A qui n’a plus l’amour que font les voluptés ?
Je bois avec horreur le vin dont je m’enivre !

Après la foi, le doute, hélas ! et le dégoût.
Plus de fleurs désormais, même au prix des épines !
De tout ce qui fut cher rien n’est resté debout :
Le désenchantement erre sur nos ruines !

Ruines sans passé, néant sans souvenir,
Ténèbres et déserts des jeunesses arides.
L’air du siècle a brûlé nos germes, l’avenir
Ne doit rien moissonner aux sillons de nos rides.

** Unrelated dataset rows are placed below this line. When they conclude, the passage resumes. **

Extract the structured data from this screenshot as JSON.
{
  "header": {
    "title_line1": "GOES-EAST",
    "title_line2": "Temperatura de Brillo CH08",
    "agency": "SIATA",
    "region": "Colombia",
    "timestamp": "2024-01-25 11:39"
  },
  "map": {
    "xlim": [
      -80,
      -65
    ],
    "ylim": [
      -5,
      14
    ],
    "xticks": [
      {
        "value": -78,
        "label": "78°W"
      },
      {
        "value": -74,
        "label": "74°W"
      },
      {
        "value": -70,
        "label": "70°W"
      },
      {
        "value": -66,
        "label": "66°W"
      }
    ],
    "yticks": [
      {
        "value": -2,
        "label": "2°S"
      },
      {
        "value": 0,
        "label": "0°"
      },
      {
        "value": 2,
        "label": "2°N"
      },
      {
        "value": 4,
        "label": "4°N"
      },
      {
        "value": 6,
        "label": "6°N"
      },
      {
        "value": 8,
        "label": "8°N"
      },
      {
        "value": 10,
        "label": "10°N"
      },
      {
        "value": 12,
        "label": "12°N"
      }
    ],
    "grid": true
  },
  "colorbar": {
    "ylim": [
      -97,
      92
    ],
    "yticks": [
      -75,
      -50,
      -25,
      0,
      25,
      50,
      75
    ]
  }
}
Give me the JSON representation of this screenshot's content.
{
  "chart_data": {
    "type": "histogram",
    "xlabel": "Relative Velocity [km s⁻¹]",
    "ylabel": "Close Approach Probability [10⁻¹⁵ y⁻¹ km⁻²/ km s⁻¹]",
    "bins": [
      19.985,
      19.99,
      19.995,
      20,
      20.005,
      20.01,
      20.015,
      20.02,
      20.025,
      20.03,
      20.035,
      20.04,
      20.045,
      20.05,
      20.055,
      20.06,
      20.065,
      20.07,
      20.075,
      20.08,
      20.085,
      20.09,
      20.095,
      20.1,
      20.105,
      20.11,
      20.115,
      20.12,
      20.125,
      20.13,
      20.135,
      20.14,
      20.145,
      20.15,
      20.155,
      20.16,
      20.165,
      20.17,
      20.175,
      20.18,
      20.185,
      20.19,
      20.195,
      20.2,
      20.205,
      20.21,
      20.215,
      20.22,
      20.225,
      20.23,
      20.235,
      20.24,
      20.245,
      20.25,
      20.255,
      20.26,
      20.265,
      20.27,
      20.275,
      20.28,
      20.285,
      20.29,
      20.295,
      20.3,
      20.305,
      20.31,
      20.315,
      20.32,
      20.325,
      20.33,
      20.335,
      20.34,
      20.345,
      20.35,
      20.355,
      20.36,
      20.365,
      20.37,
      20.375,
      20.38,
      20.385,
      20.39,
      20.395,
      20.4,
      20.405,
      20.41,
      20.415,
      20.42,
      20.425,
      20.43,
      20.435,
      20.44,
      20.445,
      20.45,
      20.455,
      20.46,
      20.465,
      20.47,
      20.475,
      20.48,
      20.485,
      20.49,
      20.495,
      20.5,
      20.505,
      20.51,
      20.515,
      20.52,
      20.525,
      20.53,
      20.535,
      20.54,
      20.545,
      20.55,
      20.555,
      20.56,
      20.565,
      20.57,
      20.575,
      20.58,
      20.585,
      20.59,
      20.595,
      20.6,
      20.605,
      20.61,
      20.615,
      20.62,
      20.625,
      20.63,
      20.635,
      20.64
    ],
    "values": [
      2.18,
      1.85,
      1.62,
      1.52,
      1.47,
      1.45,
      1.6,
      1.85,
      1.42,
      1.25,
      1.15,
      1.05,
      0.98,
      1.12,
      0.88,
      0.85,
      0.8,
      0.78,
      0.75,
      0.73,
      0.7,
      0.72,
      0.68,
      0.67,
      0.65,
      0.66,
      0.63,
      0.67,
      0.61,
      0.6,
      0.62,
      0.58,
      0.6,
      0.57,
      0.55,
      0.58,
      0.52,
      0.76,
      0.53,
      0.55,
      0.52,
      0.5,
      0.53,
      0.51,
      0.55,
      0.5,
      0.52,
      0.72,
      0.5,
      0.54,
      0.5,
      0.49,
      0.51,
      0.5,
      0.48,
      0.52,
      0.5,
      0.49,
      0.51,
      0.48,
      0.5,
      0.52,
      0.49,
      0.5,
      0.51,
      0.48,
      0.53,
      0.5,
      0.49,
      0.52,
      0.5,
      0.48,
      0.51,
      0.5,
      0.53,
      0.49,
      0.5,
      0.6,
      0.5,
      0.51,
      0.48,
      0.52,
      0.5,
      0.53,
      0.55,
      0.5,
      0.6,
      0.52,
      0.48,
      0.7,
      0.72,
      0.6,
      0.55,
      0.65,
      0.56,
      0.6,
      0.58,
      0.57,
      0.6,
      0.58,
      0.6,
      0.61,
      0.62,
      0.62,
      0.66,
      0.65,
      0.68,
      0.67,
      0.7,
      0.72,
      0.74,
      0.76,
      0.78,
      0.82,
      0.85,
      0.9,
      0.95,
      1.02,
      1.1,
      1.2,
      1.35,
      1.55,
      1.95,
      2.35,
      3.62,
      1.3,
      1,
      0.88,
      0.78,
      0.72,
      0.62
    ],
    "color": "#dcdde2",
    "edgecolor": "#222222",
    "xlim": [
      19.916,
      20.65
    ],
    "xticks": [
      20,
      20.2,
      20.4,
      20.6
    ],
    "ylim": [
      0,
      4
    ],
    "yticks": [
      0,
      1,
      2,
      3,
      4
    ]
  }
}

Chacun, dans le secret de ses avortements,
Sans avoir combattu médite ses défaites.
Heureux ceux qui sont nés sous des astres cléments !
Notre astre s’est couché, même avant nos prophètes.

Des désillusions l’ombre envahit les cieux.
A quoi se rattacher désormais ? à qui croire ?
Le but manque à nos pas : pèlerins soucieux,
Sans guide, nous errons dans la nuit vide et noire.

Où sont les nos dieux ? où sont les cultes immortels ?
L’art, veuf de l’idéal, s’accouple à la matière ;
L’esprit cherche, éploré, les antiques autels ;
Loi, mœurs, foi des aïeux, tout est cendre et poussière !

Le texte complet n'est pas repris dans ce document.